La Garante: «I detenuti privati della dignità. Ma si potrebbe agire subito»
L'avvocato Irma Conti, componente del collegio che vigila sui diritti delle persone recluse, segnala situazioni critiche in molte carceri e auspica pene alternative per almeno 19mila detenuti

«Il presidente della Repubblica ha pienamente ragione quando afferma che la situazione nelle carceri è insostenibile. E non da oggi: è una condizione strutturalmente critica, in cui alla privazione della libertà personale si somma quella della dignità umana. Non è questione di gestione amministrativa, ma di tenuta dei diritti fondamentali». Dal gennaio 2024, Irma Conti è una dei tre componenti del collegio del Garante nazionale per i detenuti (gli altri sono Riccardo Turrini, presidente, e Mario Serio). Avvocato penalista dal piglio energico, da quando è in carica ha «percorso 85mila chilometri ed effettuato 85 visite in penitenziari, le prime 58 insieme al compianto Maurizio D’Ettore, che ci ha lasciati l’anno scorso», ricorda mentre analizza i problemi dell’umanità sofferente che vive dietro le sbarre.

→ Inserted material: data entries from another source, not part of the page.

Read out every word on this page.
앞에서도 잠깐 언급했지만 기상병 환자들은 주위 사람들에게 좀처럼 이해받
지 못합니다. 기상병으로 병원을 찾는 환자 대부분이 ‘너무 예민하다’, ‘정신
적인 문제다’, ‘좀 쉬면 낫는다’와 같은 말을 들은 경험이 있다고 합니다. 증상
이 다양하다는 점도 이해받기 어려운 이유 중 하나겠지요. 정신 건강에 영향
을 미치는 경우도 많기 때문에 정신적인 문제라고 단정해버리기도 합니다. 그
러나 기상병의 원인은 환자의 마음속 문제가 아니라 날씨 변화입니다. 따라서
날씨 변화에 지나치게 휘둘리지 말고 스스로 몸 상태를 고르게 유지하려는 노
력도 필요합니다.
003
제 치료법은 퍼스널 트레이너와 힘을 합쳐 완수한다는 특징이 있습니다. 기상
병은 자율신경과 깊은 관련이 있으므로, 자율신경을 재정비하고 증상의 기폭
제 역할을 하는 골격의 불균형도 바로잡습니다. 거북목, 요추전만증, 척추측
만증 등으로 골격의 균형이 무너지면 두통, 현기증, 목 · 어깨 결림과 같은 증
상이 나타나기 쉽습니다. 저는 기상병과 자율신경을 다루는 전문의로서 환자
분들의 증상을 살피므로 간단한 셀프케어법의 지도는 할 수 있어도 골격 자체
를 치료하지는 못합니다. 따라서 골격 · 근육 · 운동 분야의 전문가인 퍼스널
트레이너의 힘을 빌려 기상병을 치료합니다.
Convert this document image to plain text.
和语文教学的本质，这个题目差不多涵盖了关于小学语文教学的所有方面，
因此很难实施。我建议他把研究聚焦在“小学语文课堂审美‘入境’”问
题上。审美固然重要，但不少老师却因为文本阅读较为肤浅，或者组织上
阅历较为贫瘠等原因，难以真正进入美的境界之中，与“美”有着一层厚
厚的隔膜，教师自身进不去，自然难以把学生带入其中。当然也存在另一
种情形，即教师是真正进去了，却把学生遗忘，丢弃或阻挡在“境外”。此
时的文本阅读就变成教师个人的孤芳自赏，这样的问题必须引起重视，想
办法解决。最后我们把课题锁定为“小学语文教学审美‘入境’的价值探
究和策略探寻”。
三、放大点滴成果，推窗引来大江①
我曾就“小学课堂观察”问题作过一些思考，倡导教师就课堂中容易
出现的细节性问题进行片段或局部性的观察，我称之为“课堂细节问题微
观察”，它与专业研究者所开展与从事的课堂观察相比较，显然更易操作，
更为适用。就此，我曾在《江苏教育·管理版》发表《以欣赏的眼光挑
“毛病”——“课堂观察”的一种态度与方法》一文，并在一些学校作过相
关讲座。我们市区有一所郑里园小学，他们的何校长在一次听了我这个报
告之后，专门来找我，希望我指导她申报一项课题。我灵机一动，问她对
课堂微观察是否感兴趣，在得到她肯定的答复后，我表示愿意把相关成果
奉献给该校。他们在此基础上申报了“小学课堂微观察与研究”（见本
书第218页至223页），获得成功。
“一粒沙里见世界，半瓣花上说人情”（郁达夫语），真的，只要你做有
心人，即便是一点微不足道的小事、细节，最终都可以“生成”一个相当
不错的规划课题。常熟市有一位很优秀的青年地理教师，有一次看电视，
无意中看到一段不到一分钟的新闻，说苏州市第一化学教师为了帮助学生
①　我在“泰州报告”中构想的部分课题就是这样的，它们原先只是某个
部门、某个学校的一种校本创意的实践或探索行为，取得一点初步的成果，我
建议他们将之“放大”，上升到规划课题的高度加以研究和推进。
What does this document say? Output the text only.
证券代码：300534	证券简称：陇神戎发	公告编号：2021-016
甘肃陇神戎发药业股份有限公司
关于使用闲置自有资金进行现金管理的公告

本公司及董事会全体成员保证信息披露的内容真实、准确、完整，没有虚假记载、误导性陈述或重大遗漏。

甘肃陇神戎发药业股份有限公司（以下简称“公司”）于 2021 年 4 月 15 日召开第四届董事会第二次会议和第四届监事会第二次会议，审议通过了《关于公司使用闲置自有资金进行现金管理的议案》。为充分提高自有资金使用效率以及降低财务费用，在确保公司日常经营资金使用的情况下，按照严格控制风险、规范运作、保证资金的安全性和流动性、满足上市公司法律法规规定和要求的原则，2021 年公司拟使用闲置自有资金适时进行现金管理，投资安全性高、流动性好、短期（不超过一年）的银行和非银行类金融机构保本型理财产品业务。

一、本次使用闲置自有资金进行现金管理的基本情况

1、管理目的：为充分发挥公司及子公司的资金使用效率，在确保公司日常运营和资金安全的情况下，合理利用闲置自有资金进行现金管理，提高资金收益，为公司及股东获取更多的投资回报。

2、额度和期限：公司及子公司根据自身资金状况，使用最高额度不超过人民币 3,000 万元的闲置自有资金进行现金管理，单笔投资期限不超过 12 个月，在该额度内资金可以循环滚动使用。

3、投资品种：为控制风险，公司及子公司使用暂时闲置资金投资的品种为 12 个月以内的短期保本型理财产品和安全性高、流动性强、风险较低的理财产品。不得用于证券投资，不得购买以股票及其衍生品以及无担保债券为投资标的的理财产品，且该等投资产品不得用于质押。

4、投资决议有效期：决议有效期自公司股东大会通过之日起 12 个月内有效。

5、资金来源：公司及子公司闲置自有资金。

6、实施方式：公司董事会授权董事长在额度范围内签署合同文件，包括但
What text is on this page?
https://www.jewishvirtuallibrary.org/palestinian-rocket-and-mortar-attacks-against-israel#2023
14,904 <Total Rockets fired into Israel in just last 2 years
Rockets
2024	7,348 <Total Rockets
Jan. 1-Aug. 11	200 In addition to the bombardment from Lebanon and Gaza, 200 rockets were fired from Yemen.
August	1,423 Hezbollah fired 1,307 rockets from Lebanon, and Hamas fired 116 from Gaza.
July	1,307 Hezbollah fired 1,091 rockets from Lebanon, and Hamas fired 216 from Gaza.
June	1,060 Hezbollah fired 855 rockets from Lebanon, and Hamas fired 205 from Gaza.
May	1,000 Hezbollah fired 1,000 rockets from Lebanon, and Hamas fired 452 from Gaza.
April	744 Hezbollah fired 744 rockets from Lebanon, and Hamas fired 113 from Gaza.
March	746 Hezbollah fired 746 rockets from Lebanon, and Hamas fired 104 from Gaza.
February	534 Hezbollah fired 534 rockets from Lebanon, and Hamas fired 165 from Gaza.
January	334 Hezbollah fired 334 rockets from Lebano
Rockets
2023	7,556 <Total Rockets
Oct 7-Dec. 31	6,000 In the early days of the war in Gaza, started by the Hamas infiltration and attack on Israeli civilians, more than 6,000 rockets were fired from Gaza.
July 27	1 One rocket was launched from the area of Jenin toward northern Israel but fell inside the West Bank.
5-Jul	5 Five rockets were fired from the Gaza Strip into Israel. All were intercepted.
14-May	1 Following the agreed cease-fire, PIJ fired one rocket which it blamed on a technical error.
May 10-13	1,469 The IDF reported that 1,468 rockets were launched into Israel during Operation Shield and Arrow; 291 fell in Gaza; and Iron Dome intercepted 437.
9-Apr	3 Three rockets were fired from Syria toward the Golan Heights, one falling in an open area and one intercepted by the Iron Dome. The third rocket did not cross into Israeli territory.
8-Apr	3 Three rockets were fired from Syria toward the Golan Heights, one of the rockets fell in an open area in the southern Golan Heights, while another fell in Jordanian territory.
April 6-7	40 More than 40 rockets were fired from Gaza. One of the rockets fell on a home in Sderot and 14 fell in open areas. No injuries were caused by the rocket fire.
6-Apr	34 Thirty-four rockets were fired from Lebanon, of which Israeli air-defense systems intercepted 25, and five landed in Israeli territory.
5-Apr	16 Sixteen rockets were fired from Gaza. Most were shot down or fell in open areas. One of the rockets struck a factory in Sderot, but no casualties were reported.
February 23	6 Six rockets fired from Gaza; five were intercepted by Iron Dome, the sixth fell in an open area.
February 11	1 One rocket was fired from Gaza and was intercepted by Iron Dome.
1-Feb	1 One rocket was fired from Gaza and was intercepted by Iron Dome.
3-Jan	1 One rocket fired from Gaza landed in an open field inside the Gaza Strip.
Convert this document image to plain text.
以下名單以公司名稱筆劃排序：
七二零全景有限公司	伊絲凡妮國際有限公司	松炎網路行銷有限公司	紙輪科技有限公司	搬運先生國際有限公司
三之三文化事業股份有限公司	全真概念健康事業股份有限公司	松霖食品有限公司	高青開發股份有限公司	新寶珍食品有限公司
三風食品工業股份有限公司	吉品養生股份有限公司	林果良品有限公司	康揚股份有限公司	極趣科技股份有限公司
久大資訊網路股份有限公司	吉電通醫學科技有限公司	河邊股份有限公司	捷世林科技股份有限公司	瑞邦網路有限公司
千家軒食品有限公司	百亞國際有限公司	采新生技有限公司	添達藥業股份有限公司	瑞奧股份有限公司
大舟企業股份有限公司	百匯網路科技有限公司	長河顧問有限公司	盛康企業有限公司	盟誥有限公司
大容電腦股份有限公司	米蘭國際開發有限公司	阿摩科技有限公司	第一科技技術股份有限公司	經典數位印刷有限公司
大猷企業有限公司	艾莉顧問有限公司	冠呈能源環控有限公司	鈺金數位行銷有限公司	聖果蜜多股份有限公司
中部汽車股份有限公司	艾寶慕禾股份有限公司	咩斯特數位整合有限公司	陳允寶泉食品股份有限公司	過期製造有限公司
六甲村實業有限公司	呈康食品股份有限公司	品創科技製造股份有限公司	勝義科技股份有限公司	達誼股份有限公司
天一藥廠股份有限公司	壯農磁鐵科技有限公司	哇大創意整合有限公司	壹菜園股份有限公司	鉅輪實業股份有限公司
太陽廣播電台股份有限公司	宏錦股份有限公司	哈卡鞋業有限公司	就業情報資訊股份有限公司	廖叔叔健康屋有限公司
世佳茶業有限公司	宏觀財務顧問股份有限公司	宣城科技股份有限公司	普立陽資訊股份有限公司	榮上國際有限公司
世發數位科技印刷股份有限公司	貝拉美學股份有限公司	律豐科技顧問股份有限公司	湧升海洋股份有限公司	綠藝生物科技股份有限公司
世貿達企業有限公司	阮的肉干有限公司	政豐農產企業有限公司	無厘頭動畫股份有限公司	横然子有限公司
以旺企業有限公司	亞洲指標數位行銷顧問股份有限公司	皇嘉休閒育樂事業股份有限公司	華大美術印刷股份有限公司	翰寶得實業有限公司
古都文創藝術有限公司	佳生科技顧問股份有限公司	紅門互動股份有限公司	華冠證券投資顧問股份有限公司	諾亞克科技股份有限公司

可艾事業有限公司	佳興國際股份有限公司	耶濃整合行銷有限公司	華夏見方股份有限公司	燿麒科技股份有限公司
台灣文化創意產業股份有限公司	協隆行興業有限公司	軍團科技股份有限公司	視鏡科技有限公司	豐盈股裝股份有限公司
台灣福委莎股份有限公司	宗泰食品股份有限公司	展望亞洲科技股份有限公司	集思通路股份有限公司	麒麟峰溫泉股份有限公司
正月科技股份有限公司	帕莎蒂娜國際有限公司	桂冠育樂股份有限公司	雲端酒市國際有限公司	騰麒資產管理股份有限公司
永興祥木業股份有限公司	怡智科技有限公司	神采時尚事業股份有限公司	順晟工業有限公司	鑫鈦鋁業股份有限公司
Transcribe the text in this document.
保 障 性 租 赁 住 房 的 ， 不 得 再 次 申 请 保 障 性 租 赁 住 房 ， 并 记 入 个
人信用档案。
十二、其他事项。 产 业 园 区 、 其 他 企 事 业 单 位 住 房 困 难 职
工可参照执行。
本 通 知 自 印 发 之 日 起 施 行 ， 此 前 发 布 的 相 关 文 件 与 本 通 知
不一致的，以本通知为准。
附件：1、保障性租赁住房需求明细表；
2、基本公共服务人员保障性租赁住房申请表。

Un universo su cui grava ora pure una soffocante calura. A parte ventilatori e frigoriferi, l’associazione Antigone denuncia carenza d’acqua e servizi igienici. Cosa si sta facendo in questi casi?
Sono situazioni che vanno affrontate una per una appena si presentano. Un anno fa, quando il capo dello Stato menzionò la vicenda di un detenuto di Brescia, andai subito a Canton Mombello: c’era una tubatura di bocce di plastica. Quel caso fu risolto. Occorre dinamismo: non possiamo stare immobili, appena s’intravede un problema, bisogna affrontarlo in collaborazione con la direzione del carcere, col ministero di Giustizia e le altre strutture interessate.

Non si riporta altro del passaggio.